10. It can hasten the rebuild through achieving buy-in from the insurance industry’s accepting that such a system can be relied on as a valuable and respected risk assessment tool. The big insurance decisions are made overseas – we need to show that such an eventually international highly respected and credible authority can be relied on to give the best advice to insurers, for better risk assessment processes, and to enable owners to have a more objective comparison of the insurance contract cost and conditions.
IN addition, I would like an Earthquake Rating Authority to be looking at:
1. The law around landlord’s, owner’s and employer’s duty to disclose relevant, authoritative information to tenants, workers, visitors and guests immediately it comes to hand, and looking at more permanent changes to the standard ADLS Eighth Edition Sale and Purchase Agreement.
2. Working with insurers, designing insurance products that will be acceptable both cost-wise and condition-wise, in the marketplace, and providing the market with research on those products
3. The Territorial Authority building inspection regimes and how Councils are to cope, particularly in Christchurch, with the expected work volumes. Ensuring compliance with the granted rating in the case of new construction or retrofits is a must – this will affect the integrity and reputation of an Earthquake Rating Authority,
4. How an ERA can involve itself in the encouragement of the design of new methods and materials, and potentially reward innovation through an awards system, endorsement,
5. How best to capitalise on the depth of experience and accumulated expertise and knowledge arising from both engineering and geotechnical innovations and developments post Christchurch – a sales, or an international goodwill, opportunity?

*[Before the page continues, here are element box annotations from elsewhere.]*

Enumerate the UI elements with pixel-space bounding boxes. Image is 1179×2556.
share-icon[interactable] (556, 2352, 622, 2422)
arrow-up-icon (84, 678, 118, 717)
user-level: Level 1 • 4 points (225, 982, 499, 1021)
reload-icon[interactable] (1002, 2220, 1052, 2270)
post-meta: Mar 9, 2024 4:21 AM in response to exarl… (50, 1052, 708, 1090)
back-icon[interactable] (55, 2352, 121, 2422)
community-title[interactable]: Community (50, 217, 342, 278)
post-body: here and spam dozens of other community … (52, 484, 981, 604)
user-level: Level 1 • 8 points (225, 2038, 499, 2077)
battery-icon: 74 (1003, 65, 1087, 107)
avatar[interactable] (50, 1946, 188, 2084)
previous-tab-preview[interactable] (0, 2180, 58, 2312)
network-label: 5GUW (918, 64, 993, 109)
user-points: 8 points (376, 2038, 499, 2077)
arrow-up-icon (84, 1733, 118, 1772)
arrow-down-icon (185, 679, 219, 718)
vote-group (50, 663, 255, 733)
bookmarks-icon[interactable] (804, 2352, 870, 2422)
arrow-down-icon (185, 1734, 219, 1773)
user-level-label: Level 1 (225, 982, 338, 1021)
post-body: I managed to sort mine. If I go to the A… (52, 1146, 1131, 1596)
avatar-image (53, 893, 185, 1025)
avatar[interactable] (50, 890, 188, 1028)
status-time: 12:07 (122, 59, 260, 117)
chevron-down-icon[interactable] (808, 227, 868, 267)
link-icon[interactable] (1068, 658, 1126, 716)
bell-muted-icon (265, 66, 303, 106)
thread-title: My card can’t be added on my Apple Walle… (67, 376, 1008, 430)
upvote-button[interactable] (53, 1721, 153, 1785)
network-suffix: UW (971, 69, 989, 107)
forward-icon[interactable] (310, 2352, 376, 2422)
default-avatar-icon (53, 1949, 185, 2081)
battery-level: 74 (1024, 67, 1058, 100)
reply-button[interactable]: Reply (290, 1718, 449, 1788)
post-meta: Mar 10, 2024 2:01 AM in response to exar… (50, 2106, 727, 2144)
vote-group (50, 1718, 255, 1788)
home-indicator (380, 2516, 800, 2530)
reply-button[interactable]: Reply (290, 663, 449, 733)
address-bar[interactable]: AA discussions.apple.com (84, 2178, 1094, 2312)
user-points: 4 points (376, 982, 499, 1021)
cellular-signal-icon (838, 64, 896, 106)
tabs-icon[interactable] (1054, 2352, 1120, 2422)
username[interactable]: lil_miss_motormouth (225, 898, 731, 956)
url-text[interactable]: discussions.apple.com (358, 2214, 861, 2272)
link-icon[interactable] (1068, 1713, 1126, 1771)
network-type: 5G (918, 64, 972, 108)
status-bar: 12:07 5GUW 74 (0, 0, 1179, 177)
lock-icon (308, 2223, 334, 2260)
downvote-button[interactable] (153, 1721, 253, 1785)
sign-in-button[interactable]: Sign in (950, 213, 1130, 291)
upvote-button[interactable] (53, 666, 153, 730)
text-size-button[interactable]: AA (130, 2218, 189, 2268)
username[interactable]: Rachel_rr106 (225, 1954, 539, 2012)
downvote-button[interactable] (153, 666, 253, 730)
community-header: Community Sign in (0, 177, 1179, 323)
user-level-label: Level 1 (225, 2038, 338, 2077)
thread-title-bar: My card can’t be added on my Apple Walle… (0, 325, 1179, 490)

Background to establishment of QuakeStar:
Bob Burnett, a well-accoladed Architectural Designer, successful Property Developer and the region’s first “Homestar” (Green Building) practitioner designer and assessor, was discussing with Don Holden the problems of obtaining insurance for new housing in Christchurch.
Bob had in mind a new building company, specialising in sustainable, quake resistant housing, and it was realised that they needed to go to the insurance companies with much more relevant and detailed structural information than prior to the quakes. They both saw that an engineering-driven rating system would greatly assist, and so envisioned the “QuakeStar” system, to rate their own buildings.
After contacting Dr Ron Mayes of California, they learnt that there was excellent USA research in to a rating system for all buildings available, and so Bob and Don saw the opportunity to develop the concept in New Zealand for a much wider audience of stakeholders which could potentially be utilised internationally. The concept had been contemplated by New Zealand engineers for at least 20 years, but nobody had taken the initiative to develop the concept – the rest, as they say, is history.
Bob and Don continue with their sustainable, quake-resilient future home concept, while putting a lot of their time in to the QuakeStar project, voluntarily at this stage with others such as Dr David Hopkins, Dr Richard Sharpe, and others, until the project is fully funded.